There were many encounters like this. They taught me a new kind of pain. In bed alone afterward, I would lie on my back with my arms clenched at my sides, heart crashing against my ribs, stupid hope pecking my skin. My body did not know to stop waiting.

You could say I was a slut. You could say the boys were assholes. You could say we were hungry people who had been led to a buffet and informed that the only way we could eat was to lie on our backs under the table, blindfolded, openmouthed. When I complained to a friend with a lumpish, flat-chested body about unsatisfying hookups, she said, “But you're so pretty! I always thought the only reason guys would treat me that way is because they found me disgusting.”

A few years later, when I was living in Paris, I was bored and lonely and looking for something sexy to read on the Internet. I stumbled on a chat room of seemingly college-age boys describing the blow jobs they'd gotten. One of them described going to a girl's room to “watch a movie.” The phrase was in quotes, followed by a smiley face emoticon. He got the best BJ of his life. This girl was mad skilled. She invited him to come over again the next night, but he's like set on BJs for at least a week, dude.

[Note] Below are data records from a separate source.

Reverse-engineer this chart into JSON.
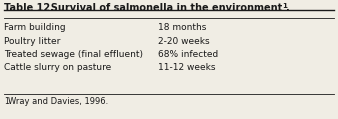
{
  "title_left": "Table 12.",
  "title_right": "  Survival of salmonella in the environment",
  "title_superscript": "1",
  "title_period": ".",
  "rows": [
    [
      "Farm building",
      "18 months"
    ],
    [
      "Poultry litter",
      "2-20 weeks"
    ],
    [
      "Treated sewage (final effluent)",
      "68% infected"
    ],
    [
      "Cattle slurry on pasture",
      "11-12 weeks"
    ]
  ],
  "footnote_super": "1",
  "footnote_text": "Wray and Davies, 1996.",
  "bg_color": "#f0ede4",
  "text_color": "#1a1a1a",
  "title_fontsize": 7.0,
  "body_fontsize": 6.5,
  "footnote_fontsize": 6.0
}
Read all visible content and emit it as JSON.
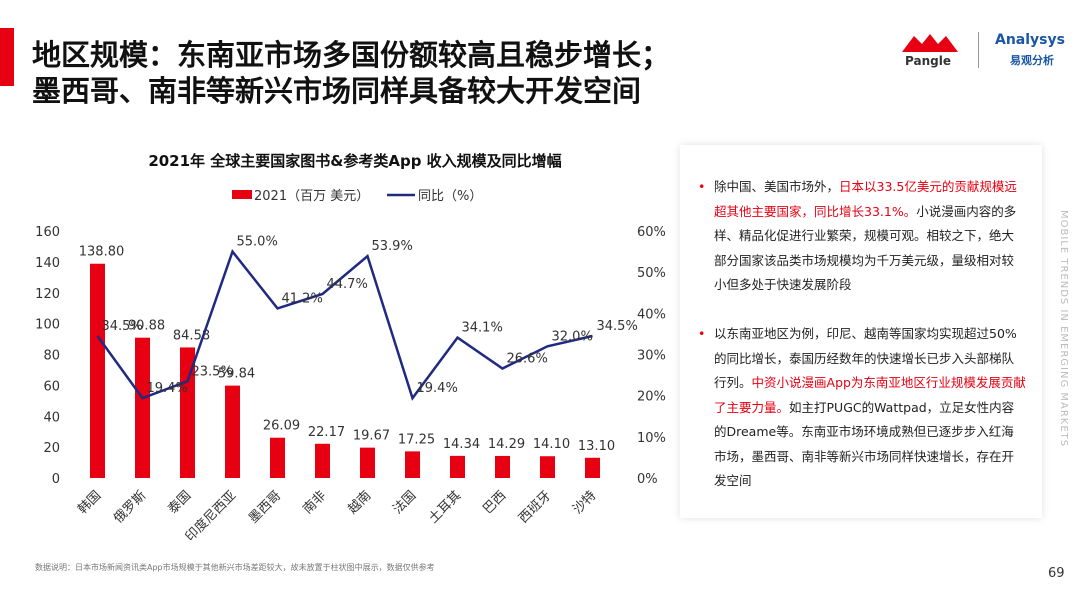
{
  "header": {
    "title_lines": [
      "地区规模：东南亚市场多国份额较高且稳步增长；",
      "墨西哥、南非等新兴市场同样具备较大开发空间"
    ],
    "logo_left": "Pangle",
    "logo_right": "Analysys",
    "logo_right_sub": "易观分析"
  },
  "side_text": "MOBILE TRENDS IN EMERGING MARKETS",
  "chart_data": {
    "type": "bar",
    "title": "2021年 全球主要国家图书&参考类App 收入规模及同比增幅",
    "categories": [
      "韩国",
      "俄罗斯",
      "泰国",
      "印度尼西亚",
      "墨西哥",
      "南非",
      "越南",
      "法国",
      "土耳其",
      "巴西",
      "西班牙",
      "沙特"
    ],
    "series": [
      {
        "name": "2021（百万 美元）",
        "type": "bar",
        "color": "#e60012",
        "values": [
          138.8,
          90.88,
          84.58,
          59.84,
          26.09,
          22.17,
          19.67,
          17.25,
          14.34,
          14.29,
          14.1,
          13.1
        ],
        "value_labels": [
          "138.80",
          "90.88",
          "84.58",
          "59.84",
          "26.09",
          "22.17",
          "19.67",
          "17.25",
          "14.34",
          "14.29",
          "14.10",
          "13.10"
        ]
      },
      {
        "name": "同比（%）",
        "type": "line",
        "axis": "y2",
        "color": "#1f2a80",
        "values": [
          34.5,
          19.4,
          23.5,
          55.0,
          41.2,
          44.7,
          53.9,
          19.4,
          34.1,
          26.6,
          32.0,
          34.5
        ],
        "value_labels": [
          "34.5%",
          "19.4%",
          "23.5%",
          "55.0%",
          "41.2%",
          "44.7%",
          "53.9%",
          "19.4%",
          "34.1%",
          "26.6%",
          "32.0%",
          "34.5%"
        ]
      }
    ],
    "ylim": [
      0,
      160
    ],
    "yticks": [
      0,
      20,
      40,
      60,
      80,
      100,
      120,
      140,
      160
    ],
    "y2lim": [
      0,
      60
    ],
    "y2ticks": [
      {
        "value": 0,
        "label": "0%"
      },
      {
        "value": 10,
        "label": "10%"
      },
      {
        "value": 20,
        "label": "20%"
      },
      {
        "value": 30,
        "label": "30%"
      },
      {
        "value": 40,
        "label": "40%"
      },
      {
        "value": 50,
        "label": "50%"
      },
      {
        "value": 60,
        "label": "60%"
      }
    ]
  },
  "text": {
    "bullets": [
      [
        "除中国、美国市场外，",
        {
          "text": "日本以33.5亿美元的贡献规模远超其他主要国家，同比增长33.1%。",
          "color": "#e60012"
        },
        "小说漫画内容的多样、精品化促进行业繁荣，规模可观。相较之下，绝大部分国家该品类市场规模均为千万美元级，量级相对较小但多处于快速发展阶段"
      ],
      [
        "以东南亚地区为例，印尼、越南等国家均实现超过50%的同比增长，泰国历经数年的快速增长已步入头部梯队行列。",
        {
          "text": "中资小说漫画App为东南亚地区行业规模发展贡献了主要力量。",
          "color": "#e60012"
        },
        "如主打PUGC的Wattpad，立足女性内容的Dreame等。东南亚市场环境成熟但已逐步步入红海市场，墨西哥、南非等新兴市场同样快速增长，存在开发空间"
      ]
    ]
  },
  "footnote": "数据说明：日本市场新闻资讯类App市场规模于其他新兴市场差距较大，故未放置于柱状图中展示，数据仅供参考",
  "page_number": "69"
}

Smiley face. He didn't even try to pick up the hot chick giving him the eye in the elevator as he left the skilled girl's dorm room. Smiley face. Instead he went straight back to his room to write about the BJ to a bunch of strangers. He was still fuckin' high on life. Exclamation point.

The girl had invited this boy over; she had lowered her head to his waist, swallowed his semen, displayed no need for reciprocation, invited him to come over again whenever he wanted. Who wouldn't take such pleasure freely offered? I got so wet reading the boy's post that I had to touch myself, imagining his perfect selfishness.

Like the girl with the mad BJ skills and the girl eyeing the satiated dude in the elevator, I kept on giving away what I wanted for myself. I wanted to come in some pretty slut's mouth. Pull up my pants. Walk home—mind clear, body light. But my body refused me this ease. When a boy got naked with me, he ejaculated. When I got naked with a boy, my body became a shapeless vibration of erotic feeling building slowly until—he grunted and rolled away and I remained frozen for hours in the wide-awake vibrating place.

The more I gave away what I wanted for myself, the hungrier I became, filled with the loud idea of sexual release, never the reality. I began insisting on my own orgasm, however perfunctory; I often had to move the boy's hand with my own. Only an orgasm dulled the anxious clamor of needs aroused and abandoned. With Dan—whose twenties whittled him into a slack-haired, overweight, jovial real estate agent whom I am glad I didn't marry—I'd had no expectations of the form my pleasure would take; every good feeling was a surprise. After Dan, orgasms were a salve. They separated my longing from the man who had aroused it. He had fulfilled his purpose; I could want him to leave and enjoy the desire for his absence.